54. ECLIPSE

1.5K 86 10
                                    

CHAPTER FIFTY-FOUR

ECLIPSE

"Buset, calon superstar. Congrats, Bro!" Aiden menyambut Damen dan Alenta tak jauh dari pintu utama sebuah stasiun radio terkenal di Cervera. Ia membentangkan selembar kertas linen bertuliskan "I ADORE DAMEN!" selagi mengempit buket yang tersusun atas sekumpulan bunga tulip berwarna kuning. Sengaja warna kuning dipilihnya lantaran mengandung simbol keceriaan dan persahabatan ... yah, setidaknya itu menurut penuturan pelayan toko bunga langganannya.

Alenta mencium aroma yang langsung ia kenali: parfum super mahal milik Nelson. Dari situlah ia mampu jitu menebak pemberhentian Aiden sebelumnya, yakni training centre. Sesungguhnya, ia masih tak menyangka kehadiran Aiden sekalipun ia sendiri yang memberitahukan padanya mengenai kunjungan pertama Damen dalam rangkaian tur ke berbagai radio guna mempromosikan album bertajuk Hiraeth yang dirilis semalam, tepat pada pukul dua belas. Damenlah yang menamainya. Kata tersebut berakar dari bahasa Wales yang cukup sulit untuk diterjemahkan ke dalam bahasa lain. Namun, bisa disimpulkan maknanya ialah perasaan rindu akan "rumah" yang tidak lagi bisa jadi tempat untuk kembali atau bahkan "rumah" yang tak pernah ada—nostalgia yang diwarnai duka.

"Kenapa lihat – lihat? Pengin?" dakwa Aiden.

"Huh, you wish!" Alenta kontan menggeleng. Bukannya iri, hanya saja ia gemas terhadap adegan yang baru saja ia saksikan—sudah bak ibu yang senang melihat keakuran dan kekompakan anak – anaknya. "I was just ... well, yes, when I was a girl, I used to want flowers. I'm a woman now and rather than flower, I want ultimate power over ... myself."

Aiden dan Damen menyuguhkan reaksi yang serupa. Keduanya menyeringai, dapat terbaca jelas betapa bangganya mereka mendengar pengakuan Alenta.

"Thanks, Den, tapi kesambet apaan lo sampai bela – belain kemari? Pakai bawain kembang segala pula."

"Gue turut senang aja. Malahan gue berpikir kalau ...." Aiden mengambil jeda untuk membasahi bibir bawahnya. "We need to throw a party for your debut."

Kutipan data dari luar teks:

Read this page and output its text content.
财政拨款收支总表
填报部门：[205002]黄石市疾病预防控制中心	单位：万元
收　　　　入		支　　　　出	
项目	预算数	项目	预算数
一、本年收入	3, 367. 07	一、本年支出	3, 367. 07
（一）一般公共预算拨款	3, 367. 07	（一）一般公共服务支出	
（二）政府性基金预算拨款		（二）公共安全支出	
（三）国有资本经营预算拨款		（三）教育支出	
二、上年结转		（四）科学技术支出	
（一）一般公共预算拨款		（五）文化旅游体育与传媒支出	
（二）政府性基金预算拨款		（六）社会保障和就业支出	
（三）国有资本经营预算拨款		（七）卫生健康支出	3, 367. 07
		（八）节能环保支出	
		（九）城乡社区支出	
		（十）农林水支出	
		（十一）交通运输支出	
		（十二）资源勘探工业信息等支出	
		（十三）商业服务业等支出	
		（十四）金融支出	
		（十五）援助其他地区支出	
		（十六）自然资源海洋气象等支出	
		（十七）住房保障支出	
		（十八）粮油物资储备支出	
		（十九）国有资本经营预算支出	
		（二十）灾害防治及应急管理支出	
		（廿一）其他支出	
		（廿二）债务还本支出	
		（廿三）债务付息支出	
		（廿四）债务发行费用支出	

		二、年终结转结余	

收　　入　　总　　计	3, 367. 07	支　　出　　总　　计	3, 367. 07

"Absolutely!" timpal Alenta, matanya berbinar karena antusiasme. "Ngomong – ngomong, gimana opini kamu terkait lagu kolaborasi kami berdua?"

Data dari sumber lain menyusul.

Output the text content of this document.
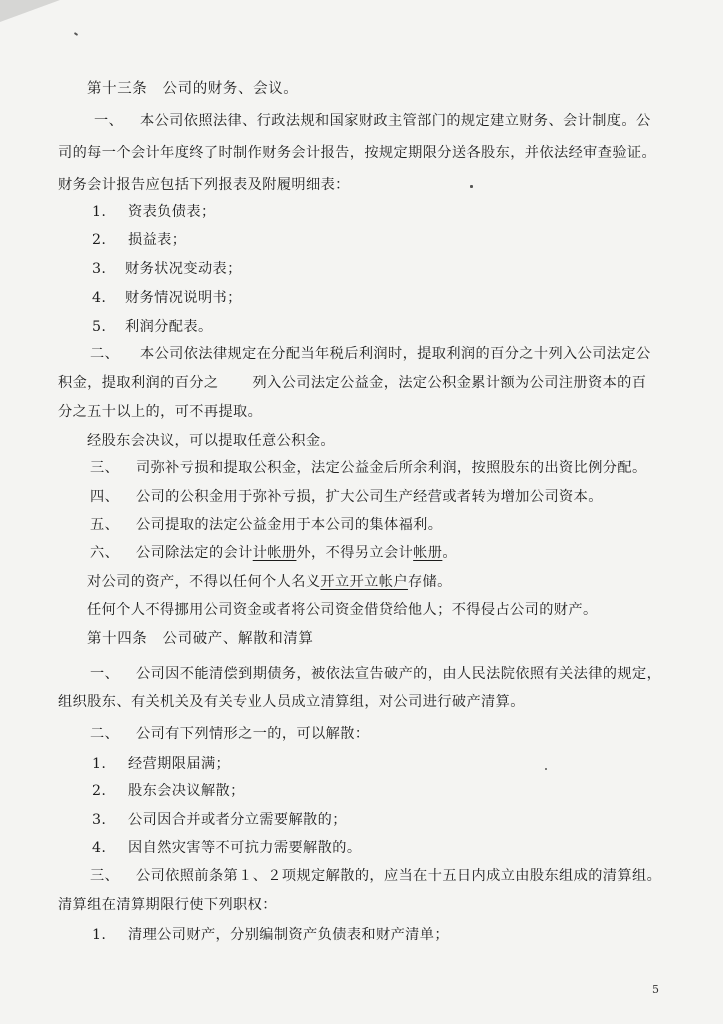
第十三条　公司的财务、会议。
一、 本公司依照法律、行政法规和国家财政主管部门的规定建立财务、会计制度。公
司的每一个会计年度终了时制作财务会计报告，按规定期限分送各股东，并依法经审查验证。
财务会计报告应包括下列报表及附履明细表：
1. 资表负债表；
2. 损益表；
3. 财务状况变动表；
4. 财务情况说明书；
5. 利润分配表。
二、 本公司依法律规定在分配当年税后利润时，提取利润的百分之十列入公司法定公
积金，提取利润的百分之 列入公司法定公益金，法定公积金累计额为公司注册资本的百
分之五十以上的，可不再提取。
经股东会决议，可以提取任意公积金。
三、 司弥补亏损和提取公积金，法定公益金后所余利润，按照股东的出资比例分配。
四、 公司的公积金用于弥补亏损，扩大公司生产经营或者转为增加公司资本。
五、 公司提取的法定公益金用于本公司的集体福利。
六、 公司除法定的会计计帐册外，不得另立会计帐册。
对公司的资产，不得以任何个人名义开立开立帐户存储。
任何个人不得挪用公司资金或者将公司资金借贷给他人；不得侵占公司的财产。
第十四条　公司破产、解散和清算
一、 公司因不能清偿到期债务，被依法宣告破产的，由人民法院依照有关法律的规定，
组织股东、有关机关及有关专业人员成立清算组，对公司进行破产清算。
二、 公司有下列情形之一的，可以解散：
1. 经营期限届满；
2. 股东会决议解散；
3. 公司因合并或者分立需要解散的；
4. 因自然灾害等不可抗力需要解散的。
三、 公司依照前条第１、２项规定解散的，应当在十五日内成立由股东组成的清算组。
清算组在清算期限行使下列职权：
1. 清理公司财产，分别编制资产负债表和财产清单；
5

Tanpa ragu Aiden berkomentar, "Aku suka lagunya, tapi gak dengan video musiknya."

"Kenapa? Padahal konsepnya keren tahu!" sembur Alenta usai menyempatkan diri untuk tersenyum ramah dan melambaikan tangan kepada satu dari dua penyiar radio yang tadi banyak membantunya sewaktu siaran.

"Peka dikit elah, Len. Ya ... apalagi jika bukan gara – gara lakon kita sebagai sepasang kekasih," celetuk Damen.

Jalan pikiran Aiden tak ubahnya labirin rumit, berbelit – belit, nan tak berujung—selalu sulit untuk Alenta telusuri. Tak jarang ia merasa dipermainkan perasaannya meskipun sejatinya tidak.

"Mm, kamu mau pulang bareng siapa?" tanya Aiden, mempersilakan Alenta menentukan pilihannya sendiri. Sesuai apa yang gadis itu kehendaki: mempunyai kuasa dan kendali penuh atas dirinya, menjadi sosok wanita yang independen.

Alenta mencuri pandang ke arah Damen melalui ekor matanya, sedangkan rekan duetnya itu menatapnya balik—menunjukkan dukungan penuh—seolah - olah ia sanggup menerawang masa depan. "Kamu. Aku kangen Annabelle."

"Ya udah, Dam, kami duluan, ya?" pamit Aiden.

"Hey, man." Damen menepuk pundak Aiden tepat sebelum pria itu berbalik badan. "Be her knight, treat her right."

Aiden mengangguk, lalu menggamit pergelangan tangan Alenta—membawanya menuju area parkir. "Kamu lapar gak?" tanyanya sembari memakaikan helm ke kepala Alenta.